Piëch ist wieder da: Neuer Sportwagen mit einem großen Namen

Anton Piëch, den alle Toni nennen, trägt einen berühmten Namen. Der Vater des 40-Jährigen ist der frühere Volkswagen-Patriarch Ferdinand Piëch, der wiederum ein Porsche-Enkel ist.
Foto: Uli Deck, dpa

Beim Genfer Autosalon stellt Toni Piëch, Sohn des legendären VW-Patriarchen Ferdinand Piëch, das Konzept eines teuren Elektroautos vor. Doch wo ist sein Vater?

Ob für ihn ein Traum in Erfüllung gehe? Schließlich stellt er sein erstes mit einem Team entwickeltes Auto auf dem Autosalon in Genf vor. Toni Piëch, 40, zögert, schaut den Fragesteller durchdringend mit den dunklen Augen an, lässt einige Sekunden verstreichen und sagt dann: „Ja.“ Mit der knappest möglichen Antwort wusste schon sein Vater Ferdinand Piëch Reporter zu irritieren. Manchmal ließ der inzwischen 81-Jährige Journalisten gar ins Leere laufen, zog nur eine Augenbraue hoch oder lächelte vielsagend, ohne eine Silbe zu vergeuden.

Sein vollbärtiger Sohn ist anders, weitaus lockerer als der Volkswagen-Patriarch. Er trägt zum Anzug Sneakers mit weißen Sohlen. Nach dem kargen „Ja“ schiebt Toni Piëch dann gegenüber dieser Redaktion doch noch einige Sätze nach: Ja, es gehe für ihn ein Traum in Erfüllung, weil er gute Leute gefunden habe, die das Projekt mit ihm vorantreiben. Und es macht Toni Piëch stolz, „dass seine Mitstreiter bereit sind, Risiko zu übernehmen“.

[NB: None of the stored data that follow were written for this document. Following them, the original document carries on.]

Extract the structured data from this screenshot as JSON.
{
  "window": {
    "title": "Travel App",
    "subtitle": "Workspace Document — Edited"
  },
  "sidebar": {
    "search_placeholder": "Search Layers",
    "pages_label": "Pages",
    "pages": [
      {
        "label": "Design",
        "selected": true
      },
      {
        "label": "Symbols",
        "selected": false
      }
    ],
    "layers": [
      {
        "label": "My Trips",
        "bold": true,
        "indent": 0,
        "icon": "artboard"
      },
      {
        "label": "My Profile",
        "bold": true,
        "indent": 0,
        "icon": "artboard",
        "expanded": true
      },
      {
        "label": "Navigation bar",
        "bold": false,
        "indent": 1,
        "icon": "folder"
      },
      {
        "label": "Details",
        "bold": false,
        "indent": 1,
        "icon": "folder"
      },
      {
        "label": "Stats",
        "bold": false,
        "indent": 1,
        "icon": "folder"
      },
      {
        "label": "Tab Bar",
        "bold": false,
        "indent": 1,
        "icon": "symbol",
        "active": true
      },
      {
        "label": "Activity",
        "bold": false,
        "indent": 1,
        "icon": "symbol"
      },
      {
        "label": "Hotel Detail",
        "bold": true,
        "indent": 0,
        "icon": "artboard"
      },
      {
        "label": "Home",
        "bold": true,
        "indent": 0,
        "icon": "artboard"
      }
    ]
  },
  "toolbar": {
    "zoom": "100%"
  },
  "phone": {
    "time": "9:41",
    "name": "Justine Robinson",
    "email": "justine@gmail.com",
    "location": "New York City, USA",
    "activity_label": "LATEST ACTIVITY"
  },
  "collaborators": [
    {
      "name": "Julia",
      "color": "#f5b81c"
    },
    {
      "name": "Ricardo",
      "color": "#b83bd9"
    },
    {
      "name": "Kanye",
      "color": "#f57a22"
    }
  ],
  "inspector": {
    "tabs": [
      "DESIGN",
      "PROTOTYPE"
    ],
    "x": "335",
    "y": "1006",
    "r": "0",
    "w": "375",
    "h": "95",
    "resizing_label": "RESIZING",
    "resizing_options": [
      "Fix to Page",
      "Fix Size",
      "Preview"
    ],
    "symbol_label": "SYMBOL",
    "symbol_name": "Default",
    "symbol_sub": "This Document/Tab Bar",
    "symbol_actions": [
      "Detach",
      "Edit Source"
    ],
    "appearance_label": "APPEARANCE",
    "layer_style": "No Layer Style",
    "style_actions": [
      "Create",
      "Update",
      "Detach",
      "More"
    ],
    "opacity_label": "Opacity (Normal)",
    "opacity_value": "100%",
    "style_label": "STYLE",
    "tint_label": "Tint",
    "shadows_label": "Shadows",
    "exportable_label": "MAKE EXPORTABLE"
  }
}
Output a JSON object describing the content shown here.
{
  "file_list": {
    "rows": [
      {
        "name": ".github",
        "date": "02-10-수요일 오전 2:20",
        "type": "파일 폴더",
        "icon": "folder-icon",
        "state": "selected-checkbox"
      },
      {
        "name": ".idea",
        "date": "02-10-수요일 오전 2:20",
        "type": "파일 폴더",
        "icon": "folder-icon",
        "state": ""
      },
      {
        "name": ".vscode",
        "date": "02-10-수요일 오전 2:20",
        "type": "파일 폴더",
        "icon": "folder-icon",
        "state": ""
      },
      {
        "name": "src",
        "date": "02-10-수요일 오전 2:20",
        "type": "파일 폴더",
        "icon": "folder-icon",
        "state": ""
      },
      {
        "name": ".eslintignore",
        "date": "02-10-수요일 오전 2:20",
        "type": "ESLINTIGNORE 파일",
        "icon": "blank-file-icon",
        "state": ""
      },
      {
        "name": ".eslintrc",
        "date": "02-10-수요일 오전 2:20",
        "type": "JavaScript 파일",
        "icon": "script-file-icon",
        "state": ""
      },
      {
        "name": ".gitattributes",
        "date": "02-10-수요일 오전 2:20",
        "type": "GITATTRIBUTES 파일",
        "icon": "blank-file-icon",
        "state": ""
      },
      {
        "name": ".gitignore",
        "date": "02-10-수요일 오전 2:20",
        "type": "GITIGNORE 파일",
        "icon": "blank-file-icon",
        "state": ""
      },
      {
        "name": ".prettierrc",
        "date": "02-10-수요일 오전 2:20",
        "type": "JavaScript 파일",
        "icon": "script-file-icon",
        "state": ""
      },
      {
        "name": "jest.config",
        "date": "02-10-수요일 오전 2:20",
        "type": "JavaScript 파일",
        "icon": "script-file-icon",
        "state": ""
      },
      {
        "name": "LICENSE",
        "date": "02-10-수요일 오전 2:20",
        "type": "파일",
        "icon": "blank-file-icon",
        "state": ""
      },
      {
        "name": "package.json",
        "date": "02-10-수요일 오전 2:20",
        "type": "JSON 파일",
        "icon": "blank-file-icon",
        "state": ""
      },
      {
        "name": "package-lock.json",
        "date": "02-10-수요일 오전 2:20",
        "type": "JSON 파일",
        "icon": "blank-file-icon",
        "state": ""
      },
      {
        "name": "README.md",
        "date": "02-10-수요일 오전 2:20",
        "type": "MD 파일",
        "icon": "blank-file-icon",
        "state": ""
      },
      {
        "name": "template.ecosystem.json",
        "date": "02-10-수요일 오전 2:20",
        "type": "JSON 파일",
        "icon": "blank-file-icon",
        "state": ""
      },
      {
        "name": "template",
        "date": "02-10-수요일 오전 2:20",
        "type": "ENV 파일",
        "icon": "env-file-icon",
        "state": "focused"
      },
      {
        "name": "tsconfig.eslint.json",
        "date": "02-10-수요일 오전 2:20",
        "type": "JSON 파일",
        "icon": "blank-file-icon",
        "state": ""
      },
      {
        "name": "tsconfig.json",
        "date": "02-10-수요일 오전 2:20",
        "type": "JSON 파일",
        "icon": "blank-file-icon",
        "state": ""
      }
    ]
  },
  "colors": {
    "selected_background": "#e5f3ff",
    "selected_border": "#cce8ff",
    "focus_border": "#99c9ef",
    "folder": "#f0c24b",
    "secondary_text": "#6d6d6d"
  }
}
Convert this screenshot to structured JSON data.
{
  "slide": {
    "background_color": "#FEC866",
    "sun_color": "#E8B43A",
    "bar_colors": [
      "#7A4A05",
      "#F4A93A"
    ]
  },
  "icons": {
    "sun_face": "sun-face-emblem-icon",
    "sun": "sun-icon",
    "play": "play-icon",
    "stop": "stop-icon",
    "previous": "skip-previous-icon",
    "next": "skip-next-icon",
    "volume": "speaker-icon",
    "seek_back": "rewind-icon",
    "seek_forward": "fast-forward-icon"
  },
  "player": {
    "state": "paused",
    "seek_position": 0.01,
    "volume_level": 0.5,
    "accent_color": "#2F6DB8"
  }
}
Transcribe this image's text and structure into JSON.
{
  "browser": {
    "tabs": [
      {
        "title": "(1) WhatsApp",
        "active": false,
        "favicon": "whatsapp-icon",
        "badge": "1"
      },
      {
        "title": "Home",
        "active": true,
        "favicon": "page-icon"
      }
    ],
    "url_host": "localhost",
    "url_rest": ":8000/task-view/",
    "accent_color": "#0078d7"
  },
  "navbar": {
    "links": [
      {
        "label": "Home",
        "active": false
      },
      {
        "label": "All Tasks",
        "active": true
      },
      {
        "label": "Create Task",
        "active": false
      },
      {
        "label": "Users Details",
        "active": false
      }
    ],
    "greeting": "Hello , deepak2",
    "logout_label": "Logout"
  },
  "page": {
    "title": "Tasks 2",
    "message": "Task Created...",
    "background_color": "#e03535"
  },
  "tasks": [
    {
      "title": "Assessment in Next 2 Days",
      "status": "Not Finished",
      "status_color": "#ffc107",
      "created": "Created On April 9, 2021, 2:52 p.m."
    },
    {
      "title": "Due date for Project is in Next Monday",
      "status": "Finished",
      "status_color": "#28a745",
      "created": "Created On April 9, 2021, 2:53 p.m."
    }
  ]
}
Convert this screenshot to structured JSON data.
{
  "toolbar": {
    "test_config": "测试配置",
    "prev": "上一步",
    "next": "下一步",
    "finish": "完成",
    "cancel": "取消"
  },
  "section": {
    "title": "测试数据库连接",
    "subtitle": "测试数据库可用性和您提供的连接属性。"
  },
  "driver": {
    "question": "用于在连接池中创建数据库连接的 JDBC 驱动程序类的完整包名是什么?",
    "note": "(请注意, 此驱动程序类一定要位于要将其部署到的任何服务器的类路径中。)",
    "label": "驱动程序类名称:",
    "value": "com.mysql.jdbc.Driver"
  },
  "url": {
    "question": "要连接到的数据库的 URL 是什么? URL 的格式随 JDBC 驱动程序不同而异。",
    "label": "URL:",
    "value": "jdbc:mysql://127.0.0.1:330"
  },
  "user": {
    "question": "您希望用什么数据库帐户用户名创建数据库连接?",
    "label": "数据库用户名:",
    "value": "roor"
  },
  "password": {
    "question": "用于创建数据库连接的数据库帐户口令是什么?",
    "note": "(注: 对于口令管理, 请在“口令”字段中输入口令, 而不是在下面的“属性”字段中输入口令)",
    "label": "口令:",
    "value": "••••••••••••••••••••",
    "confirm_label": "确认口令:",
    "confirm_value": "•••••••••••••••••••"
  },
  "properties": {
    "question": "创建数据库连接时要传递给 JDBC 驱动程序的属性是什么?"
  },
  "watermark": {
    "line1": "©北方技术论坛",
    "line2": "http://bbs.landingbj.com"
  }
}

Ferdinand Piëch schweigt zu den Plänen

Ob sein Vater auch stolz auf den Unternehmer-Sohn ist, bleibt ein Geheimnis. Denn nachdem der „Alte“, wie er im Volkswagen-Imperium heißt, wohl im Zorn über den Diesel-Skandal und wegen Reibereien mit dem Porsche-Clan den Großteil seiner Aktien an dem Konzern verkauft hat, schweigt der ohnehin große Schweiger noch konsequenter. Nicht mal mehr kurze Sätze lässt sich „Fugen-Ferdl“, wie der Auto-Enthusiast wegen seiner Detailversessenheit genannt wurde, entlocken. In Genf, wo Piëch mit seiner Frau Ursula einst zu den Stammgästen gehörte, wird er an diesem Dienstag nicht gesichtet, während ein anderer Clan-Boss aus der VW-Welt, Wolfgang Porsche, da ist. Er attestiert VW sowie Audi, Speck angesetzt zu haben und sparen zu müssen. Die Elektroauto-Pläne Volkswagens finden jedoch sein Wohlwollen. Auch Toni Piëchs Auto wird elektrisch angetrieben. Mit einem Preis von 150000 bis 170000 Euro erinnert der Sportwagen in seinem puristischen Design an Modelle der 60er und 70er Jahre.

Toni Piëch räumt in einer Werbebroschüre für seinen GT-Sportwagen, den er „Piëch Mark Zero“ nennt, ein, sein Vater wolle sich nicht offiziell zu dem Projekt äußern: „Dennoch möchte ich, dass er stolz auf mich ist.“ Ferdinand Piëch sei auf alle Fälle weder an der Firma beteiligt noch mische er sich ein. Der einstige VW-Chef-Einmischer soll so handzahm geworden sein? Kaum zu glauben. All das klingt nach einem weiteren Rätsel in einer Familie, die sich ohnehin nicht über einen Mangel an mysteriösen Geschehnissen beklagen kann.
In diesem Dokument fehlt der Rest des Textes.